What is Black Friday? Affecting personal finance!

In the United States, Black Friday is a shopping day that comes after Thanksgiving. On this day every year, a lot of people go shopping, and many stores have big sales and discounts.

Why do we call it Black Friday?

While it is often portrayed as a joyous occasion, its history is less pleasant. In the 1950s, Philadelphia police used the term to describe the chaos caused by the influx of suburban shoppers and tourists arriving in preparation for the Army-Navy football game the following day. The increased foot traffic and shoplifting incidents burdened the police force, prompting them to work longer shifts.

By 1961, the term “Black Friday” had gained traction in Philadelphia, but attempts to rebrand it as “Big Friday” to remove its negative connotations failed. However, the term’s nationwide adoption didn’t occur until 1985. In the late 1980s, retailers capitalized on the term, framing it as the day stores transitioned from financial losses (red) to profits (black).

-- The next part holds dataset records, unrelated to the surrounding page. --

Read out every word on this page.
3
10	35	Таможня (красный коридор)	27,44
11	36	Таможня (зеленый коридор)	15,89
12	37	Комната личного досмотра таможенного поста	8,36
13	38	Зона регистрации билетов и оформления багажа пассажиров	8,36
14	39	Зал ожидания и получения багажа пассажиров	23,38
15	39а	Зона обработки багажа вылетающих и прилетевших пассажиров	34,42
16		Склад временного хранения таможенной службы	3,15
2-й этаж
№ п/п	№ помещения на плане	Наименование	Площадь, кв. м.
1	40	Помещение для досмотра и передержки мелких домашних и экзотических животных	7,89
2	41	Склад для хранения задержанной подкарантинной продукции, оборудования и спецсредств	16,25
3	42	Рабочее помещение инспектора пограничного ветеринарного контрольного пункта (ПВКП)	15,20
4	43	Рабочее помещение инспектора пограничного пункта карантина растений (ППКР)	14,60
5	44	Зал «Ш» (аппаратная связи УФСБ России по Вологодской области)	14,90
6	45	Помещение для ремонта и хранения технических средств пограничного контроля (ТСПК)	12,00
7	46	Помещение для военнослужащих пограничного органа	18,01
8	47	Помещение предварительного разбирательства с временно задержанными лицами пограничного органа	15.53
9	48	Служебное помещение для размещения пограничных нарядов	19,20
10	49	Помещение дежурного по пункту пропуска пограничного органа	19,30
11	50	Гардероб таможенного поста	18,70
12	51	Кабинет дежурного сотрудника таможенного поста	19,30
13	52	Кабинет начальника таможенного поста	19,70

The narrative of “Black Friday” gained popularity, overshadowing its darker origins. The once one-day sales event now spans four days, spawning additional “retail holidays” like Small Business Saturday/Sunday and Cyber Monday. Store opening hours have gradually crept earlier, with dedicated shoppers now starting their Black Friday shopping immediately after Thanksgiving dinner.

Pros

You can have more great deals and promotions, a wide variety of products on sale, the opportunity to shop for the holidays, and a festive atmosphere.

Cons

It makes crowds, violence, consumerism and stressful shopping experience

Is it affecting personal finance?

I can say yes. It can have a significant impact on personal finances. It will make you make impulse purchases, buy unnecessary items, increase spending, fall into debt traps from credit, and cause financial stress.